Existem vários relatos de casos clínicos, alguns estudos retrospectivos e outros prospectivos, mas poucos com grupos de controlo, a demonstrar os efeitos benéficos da mitomicina C nas estenoses das vias aéreas 9, 26-31 . As taxas de sucesso relatado variam entre 75 e 85% no tratamento das estenoses traqueais recidivantes, sem relato de efeitos secundários significativos9, 27 , 28 , 30 .

O mecanismo exacto através do qual a mitomicina C exerce a sua actividade antiproliferativa não está bem esclarecido, mas foi demonstrado em estudos invivoe invitro14,15.

Não existem actualmente dados consensuais no que respeita às doses ideais, duração ou frequência da aplicação. As doses utilizadas nas estenoses traqueais são equivalentes às utilizadas em oftalmologia (estudos randomizados em humanos), sendo muito inferiores às utilizadas em estudos animais (concentrações de 2-10 mg/ml). Relativamente à duração da aplicação, os estudos publicados variam entre 1 a 5 minutos.

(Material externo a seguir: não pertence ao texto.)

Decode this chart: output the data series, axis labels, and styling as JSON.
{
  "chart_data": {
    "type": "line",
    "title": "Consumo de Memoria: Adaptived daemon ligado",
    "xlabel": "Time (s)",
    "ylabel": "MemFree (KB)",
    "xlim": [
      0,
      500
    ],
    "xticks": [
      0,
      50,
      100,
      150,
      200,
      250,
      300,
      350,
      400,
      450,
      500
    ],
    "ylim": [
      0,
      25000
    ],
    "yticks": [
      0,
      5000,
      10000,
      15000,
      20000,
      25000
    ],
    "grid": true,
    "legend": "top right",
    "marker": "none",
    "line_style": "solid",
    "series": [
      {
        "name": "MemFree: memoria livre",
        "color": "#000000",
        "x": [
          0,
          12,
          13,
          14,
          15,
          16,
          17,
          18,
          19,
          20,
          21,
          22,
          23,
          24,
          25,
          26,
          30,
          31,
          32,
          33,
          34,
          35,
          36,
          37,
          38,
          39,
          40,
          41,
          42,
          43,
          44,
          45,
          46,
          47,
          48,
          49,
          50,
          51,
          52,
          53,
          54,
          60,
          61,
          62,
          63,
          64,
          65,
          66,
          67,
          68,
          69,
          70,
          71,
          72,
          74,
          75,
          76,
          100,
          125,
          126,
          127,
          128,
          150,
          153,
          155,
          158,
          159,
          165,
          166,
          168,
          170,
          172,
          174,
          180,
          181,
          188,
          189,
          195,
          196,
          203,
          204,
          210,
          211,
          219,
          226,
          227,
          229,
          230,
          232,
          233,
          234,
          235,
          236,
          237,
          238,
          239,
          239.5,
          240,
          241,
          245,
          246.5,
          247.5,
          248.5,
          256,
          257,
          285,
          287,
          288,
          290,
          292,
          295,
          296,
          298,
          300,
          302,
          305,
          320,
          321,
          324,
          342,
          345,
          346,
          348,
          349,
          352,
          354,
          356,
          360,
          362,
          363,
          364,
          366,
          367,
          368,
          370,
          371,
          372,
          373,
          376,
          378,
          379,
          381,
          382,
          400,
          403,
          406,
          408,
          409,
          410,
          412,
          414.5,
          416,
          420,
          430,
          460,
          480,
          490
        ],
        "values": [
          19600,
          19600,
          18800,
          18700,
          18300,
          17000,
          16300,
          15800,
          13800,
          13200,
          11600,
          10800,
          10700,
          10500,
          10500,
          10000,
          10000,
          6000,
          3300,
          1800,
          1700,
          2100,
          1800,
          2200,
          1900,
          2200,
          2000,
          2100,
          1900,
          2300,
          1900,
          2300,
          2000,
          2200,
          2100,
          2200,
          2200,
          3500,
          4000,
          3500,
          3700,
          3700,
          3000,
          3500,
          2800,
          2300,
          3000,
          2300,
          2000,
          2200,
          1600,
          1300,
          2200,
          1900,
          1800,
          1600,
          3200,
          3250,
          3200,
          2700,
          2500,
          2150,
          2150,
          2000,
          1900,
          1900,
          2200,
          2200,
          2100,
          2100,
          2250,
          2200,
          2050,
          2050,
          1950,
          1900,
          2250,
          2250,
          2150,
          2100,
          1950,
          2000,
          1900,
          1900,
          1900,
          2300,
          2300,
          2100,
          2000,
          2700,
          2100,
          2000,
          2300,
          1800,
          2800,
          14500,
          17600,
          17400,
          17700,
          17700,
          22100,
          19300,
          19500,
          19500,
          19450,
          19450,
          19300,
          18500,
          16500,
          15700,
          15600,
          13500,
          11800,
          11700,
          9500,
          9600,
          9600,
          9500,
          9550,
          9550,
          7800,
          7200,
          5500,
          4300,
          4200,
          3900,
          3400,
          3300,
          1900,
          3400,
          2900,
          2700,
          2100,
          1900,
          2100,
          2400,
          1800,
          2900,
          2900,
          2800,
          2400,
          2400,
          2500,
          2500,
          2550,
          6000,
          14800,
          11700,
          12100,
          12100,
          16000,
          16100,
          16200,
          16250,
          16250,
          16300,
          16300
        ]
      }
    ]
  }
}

Nos dois casos clínicos apresentados, a concentração utilizada (0,4mg/ml) e a duração da aplicação (2 minutos) foram escolhidas pelos relatos prévios na literatura9,13. Esta dose foi eficaz e não foram observados até à data efeitos secundários no seguimento dos doentes.

A maioria dos estudos não reportou efeitos secundários significativos com a aplicação tópica de mitomicina C, à excepção de um estudo que reportou obstrução da via aérea principal em 4 de 85 casos 32 . No entanto, este estudo apresenta algumas limitações. É um estudo retrospectivo, em dois dos doentes com complicações foram utilizadas doses muito elevadas de mitomicina C (10mg/ml) e um dos outros doentes apresentava insuficiência renal terminal, que poderia ter limitado a eliminação do fármaco e foi entubado orotraquealmente durante 2 horas após a aplicação da mitomicina C32.

É necessário, no entanto, ter em consideração os efeitos a longo prazo da utilização da mitomicina C, sendo necessários mais trabalhos que permitam compreender melhor o mecanismo de acção deste fármaco e a sua segurança a longo prazo.

Conclusão O tratamento cirúrgico das estenoses traqueais pós-entubação continua a ser a técnica de eleição. Contudo, nos casos em que esta não é possível ou é tecnicamente difícil, o recurso às técnicas de dilatação broncoscópicas tem tido, nalguns casos, boa resposta.

No entanto, pode por vezes induzir maior reacção cicatricial, formação de granulação e reestenose. A associação às técnicas de dilatação broncoscópica de um agente modulador do processo cicatricial, como a mitomicina C, parece ser eficaz e segura nos casos de estenoses traqueais de difícil resolução.